Robots vs humans and the rise of the network individual
The public sector needs to embrace a key change: commit to designing services with citizens and the way in which they live their lives today.
Marshall McLuhan is attributed with saying that ‘we shape our tools and thereafter our tools shape us’. Never has this been truer than in a digital age where the potential diffusion effect of technology can drive rapid and viral shifts in behaviour. Amazon has transformed retail, Facebook has destroyed the traditional media model and the banks are slowly but surely training us to do their job for them.
But change like this is not sweeping through the public sector. Why not?
Public services may be teetering on the edge of major change without knowing which way to fall, but how many times can we claim that business as usual is not sustainable and then continue to do what we have always done?
Gazing down the barrel of austerity it’s easy to end up focusing solely on financial sustainability – with the hope that you can achieve this with minimal harm.
In a commercial world, designing for something new is less of a challenge. Consumers change behaviour and businesses follow those – or in the case of rare businesses like Apple (with a visionary leader) – shape them. There is no responsibility to look after customers who don't want to shift with the businesses as long as new customers are replacing them. The private sector will 'pivot' – change strategic direction towards new opportunities – when the evidence shows them that their commercial success depends on it. The larger the business, the more difficult this is, but the commercial imperative provides great impetus to this change.
But there is one pivot which is obvious and which public services can and should embrace right now – commit to designing services with citizens and the way in which they live their lives today.
The age of the networked individual
We have talked about redesigning services around the citizen from the point of view of austerity, but few people have taken the plunge. User-centred design is starting to come to the fore – GDS has been prominent in championing this approach, and the recent Wachter report on 'making IT work' for health cited user-centred design as one of the key recommendations.
And it does save money - Southampton City Council is currently in the middle of a large-scale digital programme that is on track to deliver significant savings.
But designing around the citizen is not enough. We need to design for the citizen to empower them if we want to shift the dial around the demand management and behaviour changes needed to make public services sustainable and relevant in the 21st century. It's the right thing to do not just because it saves money, but it reflects how the 21st century networked citizen wants to live their lives.
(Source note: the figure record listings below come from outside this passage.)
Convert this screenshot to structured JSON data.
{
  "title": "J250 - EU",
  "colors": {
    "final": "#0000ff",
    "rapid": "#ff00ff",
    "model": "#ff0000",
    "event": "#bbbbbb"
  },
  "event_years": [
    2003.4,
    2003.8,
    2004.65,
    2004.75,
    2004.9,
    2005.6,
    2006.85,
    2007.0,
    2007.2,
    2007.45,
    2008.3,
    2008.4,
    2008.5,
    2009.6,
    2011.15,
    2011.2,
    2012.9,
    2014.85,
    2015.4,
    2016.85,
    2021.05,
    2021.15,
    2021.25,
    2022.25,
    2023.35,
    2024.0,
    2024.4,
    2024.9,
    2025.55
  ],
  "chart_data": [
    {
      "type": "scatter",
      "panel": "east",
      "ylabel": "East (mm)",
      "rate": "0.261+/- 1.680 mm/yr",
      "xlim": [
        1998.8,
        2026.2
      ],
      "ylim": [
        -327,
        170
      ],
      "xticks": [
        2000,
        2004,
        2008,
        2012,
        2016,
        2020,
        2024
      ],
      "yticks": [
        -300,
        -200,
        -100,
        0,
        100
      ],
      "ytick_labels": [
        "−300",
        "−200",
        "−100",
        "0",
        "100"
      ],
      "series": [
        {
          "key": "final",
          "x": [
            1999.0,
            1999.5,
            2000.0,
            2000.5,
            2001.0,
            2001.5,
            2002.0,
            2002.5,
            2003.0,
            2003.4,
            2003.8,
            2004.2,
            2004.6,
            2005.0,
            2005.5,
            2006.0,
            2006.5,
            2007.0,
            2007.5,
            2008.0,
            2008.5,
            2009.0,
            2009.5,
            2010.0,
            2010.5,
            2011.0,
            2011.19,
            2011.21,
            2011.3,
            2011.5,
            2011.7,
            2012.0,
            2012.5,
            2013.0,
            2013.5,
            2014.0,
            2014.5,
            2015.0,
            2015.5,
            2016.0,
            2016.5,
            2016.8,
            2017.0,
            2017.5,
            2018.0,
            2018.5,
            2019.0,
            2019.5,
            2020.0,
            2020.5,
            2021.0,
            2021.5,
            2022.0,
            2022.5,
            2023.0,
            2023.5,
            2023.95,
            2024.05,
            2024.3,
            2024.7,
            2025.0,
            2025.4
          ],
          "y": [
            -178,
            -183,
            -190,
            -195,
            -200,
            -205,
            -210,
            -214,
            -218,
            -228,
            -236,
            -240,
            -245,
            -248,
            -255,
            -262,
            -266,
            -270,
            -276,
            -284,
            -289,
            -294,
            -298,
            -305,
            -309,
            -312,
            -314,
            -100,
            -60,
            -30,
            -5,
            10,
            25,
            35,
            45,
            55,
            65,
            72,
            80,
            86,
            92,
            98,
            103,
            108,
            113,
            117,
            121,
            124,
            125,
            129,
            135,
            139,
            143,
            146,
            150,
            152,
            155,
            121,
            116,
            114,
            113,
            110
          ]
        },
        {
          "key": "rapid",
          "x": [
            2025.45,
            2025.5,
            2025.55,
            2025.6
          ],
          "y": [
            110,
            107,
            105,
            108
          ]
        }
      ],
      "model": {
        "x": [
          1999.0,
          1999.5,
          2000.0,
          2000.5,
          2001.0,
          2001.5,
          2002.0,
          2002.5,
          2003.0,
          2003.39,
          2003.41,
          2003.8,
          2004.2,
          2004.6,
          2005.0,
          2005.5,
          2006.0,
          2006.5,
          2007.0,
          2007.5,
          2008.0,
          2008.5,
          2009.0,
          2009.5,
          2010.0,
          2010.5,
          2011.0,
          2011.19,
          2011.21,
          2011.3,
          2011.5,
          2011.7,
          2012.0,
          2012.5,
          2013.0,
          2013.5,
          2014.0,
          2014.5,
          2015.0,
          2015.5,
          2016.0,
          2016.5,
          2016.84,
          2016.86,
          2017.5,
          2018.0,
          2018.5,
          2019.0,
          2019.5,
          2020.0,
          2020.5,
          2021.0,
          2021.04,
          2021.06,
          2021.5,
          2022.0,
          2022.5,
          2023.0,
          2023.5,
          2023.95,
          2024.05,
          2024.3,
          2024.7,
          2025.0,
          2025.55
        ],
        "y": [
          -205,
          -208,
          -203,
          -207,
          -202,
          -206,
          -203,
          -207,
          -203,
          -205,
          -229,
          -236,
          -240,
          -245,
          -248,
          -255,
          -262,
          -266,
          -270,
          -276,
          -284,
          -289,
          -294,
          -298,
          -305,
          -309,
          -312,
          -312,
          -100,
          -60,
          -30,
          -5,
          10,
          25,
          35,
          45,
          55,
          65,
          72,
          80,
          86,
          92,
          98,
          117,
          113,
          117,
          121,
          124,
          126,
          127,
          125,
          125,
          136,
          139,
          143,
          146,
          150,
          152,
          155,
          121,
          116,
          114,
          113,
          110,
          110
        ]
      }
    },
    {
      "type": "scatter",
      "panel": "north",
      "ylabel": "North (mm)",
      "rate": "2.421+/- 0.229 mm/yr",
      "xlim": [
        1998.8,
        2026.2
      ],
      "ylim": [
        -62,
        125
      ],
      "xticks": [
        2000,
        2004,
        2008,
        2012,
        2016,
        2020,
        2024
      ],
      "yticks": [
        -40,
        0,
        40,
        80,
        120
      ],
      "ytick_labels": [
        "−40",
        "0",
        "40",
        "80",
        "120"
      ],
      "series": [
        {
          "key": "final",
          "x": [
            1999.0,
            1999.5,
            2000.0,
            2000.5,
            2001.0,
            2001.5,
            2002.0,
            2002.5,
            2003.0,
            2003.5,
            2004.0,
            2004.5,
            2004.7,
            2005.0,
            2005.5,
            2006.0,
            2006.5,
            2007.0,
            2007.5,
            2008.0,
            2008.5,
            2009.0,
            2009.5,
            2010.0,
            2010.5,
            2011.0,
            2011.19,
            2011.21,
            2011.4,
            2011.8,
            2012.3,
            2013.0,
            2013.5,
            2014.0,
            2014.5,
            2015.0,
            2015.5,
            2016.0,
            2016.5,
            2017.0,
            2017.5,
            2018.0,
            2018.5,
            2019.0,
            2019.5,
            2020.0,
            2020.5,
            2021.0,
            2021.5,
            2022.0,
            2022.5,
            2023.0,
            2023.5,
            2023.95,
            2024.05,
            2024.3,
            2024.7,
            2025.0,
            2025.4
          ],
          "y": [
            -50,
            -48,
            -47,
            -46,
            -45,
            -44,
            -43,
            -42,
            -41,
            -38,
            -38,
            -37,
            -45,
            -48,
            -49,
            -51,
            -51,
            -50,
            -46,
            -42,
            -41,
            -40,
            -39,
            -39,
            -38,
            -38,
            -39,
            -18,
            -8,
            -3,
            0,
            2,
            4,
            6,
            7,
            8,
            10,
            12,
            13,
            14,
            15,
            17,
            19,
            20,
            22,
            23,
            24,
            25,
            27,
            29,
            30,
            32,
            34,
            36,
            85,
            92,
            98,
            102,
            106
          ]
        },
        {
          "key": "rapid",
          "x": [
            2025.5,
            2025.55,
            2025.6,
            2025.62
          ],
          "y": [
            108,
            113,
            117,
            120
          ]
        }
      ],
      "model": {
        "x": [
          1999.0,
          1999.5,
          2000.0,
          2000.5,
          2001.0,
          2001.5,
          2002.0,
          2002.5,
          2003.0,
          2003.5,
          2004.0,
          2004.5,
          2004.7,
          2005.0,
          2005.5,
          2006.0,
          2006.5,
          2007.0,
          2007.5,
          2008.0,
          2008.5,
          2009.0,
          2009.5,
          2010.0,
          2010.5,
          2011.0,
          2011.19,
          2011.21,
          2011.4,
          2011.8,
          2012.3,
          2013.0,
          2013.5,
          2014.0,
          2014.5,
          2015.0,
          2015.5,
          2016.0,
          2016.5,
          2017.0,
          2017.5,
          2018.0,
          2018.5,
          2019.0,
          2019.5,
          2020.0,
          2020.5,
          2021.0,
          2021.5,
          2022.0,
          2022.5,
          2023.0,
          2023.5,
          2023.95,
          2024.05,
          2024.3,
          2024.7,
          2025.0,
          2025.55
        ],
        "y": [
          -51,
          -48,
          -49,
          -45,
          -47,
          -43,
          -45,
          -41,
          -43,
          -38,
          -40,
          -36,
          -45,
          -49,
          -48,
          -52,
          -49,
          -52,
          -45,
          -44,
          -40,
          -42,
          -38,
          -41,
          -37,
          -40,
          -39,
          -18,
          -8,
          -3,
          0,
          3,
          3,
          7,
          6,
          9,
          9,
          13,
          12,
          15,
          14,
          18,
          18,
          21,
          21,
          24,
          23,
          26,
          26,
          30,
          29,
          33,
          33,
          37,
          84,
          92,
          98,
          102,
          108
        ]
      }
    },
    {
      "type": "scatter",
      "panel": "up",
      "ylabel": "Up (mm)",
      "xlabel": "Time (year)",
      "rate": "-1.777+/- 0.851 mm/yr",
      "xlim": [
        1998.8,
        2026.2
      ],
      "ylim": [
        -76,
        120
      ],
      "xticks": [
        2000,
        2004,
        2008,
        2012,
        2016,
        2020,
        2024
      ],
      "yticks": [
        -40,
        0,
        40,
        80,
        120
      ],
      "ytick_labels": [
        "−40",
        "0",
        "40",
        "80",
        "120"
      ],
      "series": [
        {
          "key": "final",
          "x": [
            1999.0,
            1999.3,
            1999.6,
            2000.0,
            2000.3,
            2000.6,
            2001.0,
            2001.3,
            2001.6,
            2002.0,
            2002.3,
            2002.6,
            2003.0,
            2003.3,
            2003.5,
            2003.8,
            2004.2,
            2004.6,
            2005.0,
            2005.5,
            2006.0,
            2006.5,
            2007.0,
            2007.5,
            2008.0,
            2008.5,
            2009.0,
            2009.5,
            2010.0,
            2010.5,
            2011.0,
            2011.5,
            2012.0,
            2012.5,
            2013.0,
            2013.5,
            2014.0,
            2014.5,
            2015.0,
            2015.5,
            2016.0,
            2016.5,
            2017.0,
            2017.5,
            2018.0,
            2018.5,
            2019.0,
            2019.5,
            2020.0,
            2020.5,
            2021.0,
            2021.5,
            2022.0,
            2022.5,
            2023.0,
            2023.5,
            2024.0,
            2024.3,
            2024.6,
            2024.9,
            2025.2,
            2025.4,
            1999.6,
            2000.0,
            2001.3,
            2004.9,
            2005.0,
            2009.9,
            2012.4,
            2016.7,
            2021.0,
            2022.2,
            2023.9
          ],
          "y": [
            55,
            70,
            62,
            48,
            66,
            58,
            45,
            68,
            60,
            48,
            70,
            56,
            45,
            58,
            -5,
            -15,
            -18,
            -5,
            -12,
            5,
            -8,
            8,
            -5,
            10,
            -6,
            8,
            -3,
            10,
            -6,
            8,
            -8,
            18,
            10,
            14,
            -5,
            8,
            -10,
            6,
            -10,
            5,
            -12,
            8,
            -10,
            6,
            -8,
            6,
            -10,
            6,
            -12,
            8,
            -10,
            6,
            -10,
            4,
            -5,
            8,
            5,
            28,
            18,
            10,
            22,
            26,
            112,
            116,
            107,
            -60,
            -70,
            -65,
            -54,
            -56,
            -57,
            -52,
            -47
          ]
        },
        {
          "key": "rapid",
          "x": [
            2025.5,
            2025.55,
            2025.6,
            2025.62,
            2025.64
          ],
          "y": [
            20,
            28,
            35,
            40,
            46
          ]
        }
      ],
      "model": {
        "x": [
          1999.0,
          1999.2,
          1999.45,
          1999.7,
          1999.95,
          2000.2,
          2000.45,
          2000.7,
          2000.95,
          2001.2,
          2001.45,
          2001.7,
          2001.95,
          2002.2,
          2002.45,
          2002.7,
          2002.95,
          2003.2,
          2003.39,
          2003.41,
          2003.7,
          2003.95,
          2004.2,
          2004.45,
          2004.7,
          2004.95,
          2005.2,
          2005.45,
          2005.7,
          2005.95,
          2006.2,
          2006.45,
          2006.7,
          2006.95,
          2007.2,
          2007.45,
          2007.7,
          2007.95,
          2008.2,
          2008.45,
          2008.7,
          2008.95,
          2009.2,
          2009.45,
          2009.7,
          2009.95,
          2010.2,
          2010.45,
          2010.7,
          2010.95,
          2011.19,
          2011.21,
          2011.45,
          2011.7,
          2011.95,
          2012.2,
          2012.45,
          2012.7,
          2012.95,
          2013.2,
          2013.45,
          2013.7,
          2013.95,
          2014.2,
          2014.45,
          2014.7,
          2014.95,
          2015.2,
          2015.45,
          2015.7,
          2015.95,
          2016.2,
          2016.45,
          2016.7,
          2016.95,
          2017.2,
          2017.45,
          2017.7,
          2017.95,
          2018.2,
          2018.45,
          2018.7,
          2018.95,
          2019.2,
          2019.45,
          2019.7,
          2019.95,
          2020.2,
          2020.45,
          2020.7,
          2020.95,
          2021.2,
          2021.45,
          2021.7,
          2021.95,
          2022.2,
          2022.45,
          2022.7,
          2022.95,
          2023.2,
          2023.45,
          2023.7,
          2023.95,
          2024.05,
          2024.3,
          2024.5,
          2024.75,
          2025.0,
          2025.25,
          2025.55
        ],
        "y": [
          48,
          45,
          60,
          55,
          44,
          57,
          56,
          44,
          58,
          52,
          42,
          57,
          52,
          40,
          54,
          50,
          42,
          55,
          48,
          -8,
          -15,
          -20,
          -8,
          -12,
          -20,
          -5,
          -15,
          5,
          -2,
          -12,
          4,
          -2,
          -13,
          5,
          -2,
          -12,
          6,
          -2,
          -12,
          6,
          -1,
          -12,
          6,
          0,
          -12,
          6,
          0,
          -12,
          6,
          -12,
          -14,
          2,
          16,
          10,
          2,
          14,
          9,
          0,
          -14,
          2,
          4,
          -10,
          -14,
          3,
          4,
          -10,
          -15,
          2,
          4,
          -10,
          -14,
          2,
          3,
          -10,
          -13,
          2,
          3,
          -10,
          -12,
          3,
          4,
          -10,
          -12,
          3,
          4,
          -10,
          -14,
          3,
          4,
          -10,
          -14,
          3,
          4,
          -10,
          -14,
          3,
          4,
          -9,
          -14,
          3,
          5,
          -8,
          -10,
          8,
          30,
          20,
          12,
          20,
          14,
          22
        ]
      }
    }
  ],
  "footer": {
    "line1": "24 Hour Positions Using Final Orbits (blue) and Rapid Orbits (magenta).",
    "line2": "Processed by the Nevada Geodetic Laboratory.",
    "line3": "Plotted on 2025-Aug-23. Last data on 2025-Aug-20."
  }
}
In the background, at least as far as technologists are concerned, the discussion in many fields has been converging on the idea of redesigning public services around the citizen in different ways.
Social care has been developing views on strength-based practice, community development teams are embracing asset-based working and the shift to considering the co-production of health with patients has become mainstream. User-centred design can accelerate all and any of these methods.
The missing component to this citizen-centric approach is participation – and, as Brexit and recent events have shown us, it is also the need to show people that the changes that they are seeing in society are inclusive and relevant to them. Questions of digital divide are acute, but we have to move past the idea that digital exclusion is a matter of access – it is even more essential that we provide digital literacy and not just well trained customers who can fill out forms.
It is not a coincidence that we are seeing convergence of methods in different fields towards person-centred thinking – the 21st century is going to be the age of the networked individual.
Arguably health and social care integration will be the first domain where this adoption of citizen centred thinking can and should be fully embraced. The creation of new platforms such as ChooseCare, an online portal developed in partnership with a local authority, providers and people who use care services is a great example. The platform puts people who need care in control of the services they use and clearly demonstrates what can be done if we design from the point of view of the citizen and connect this back to the organisation. 21st century tools are designed to empower the individual.
Humans vs robots
But where do the robots come into all of this? We are about to see the rippling effects of automation tools and technology shifting to mainstream adoption and this will present us, as technologists, with some choices about what we want to automate and what we want to preserve as human interaction and activity. Adopting a citizen-centred approach across multiple disciplines will help shape and inform these decisions, as well as get us better prepared for the next wave of disruptive change which will continue to amplify the centrality of the networked individual.
With any pivot, the question is, ‘who will invest in the disruption that will bring these ideas to life?’. We are already investing in citizen-centred approaches – we are just choosing to do it in a scattergun way in different parts of the organisation and in different disciplines. If we want to accelerate change, how about joining these together?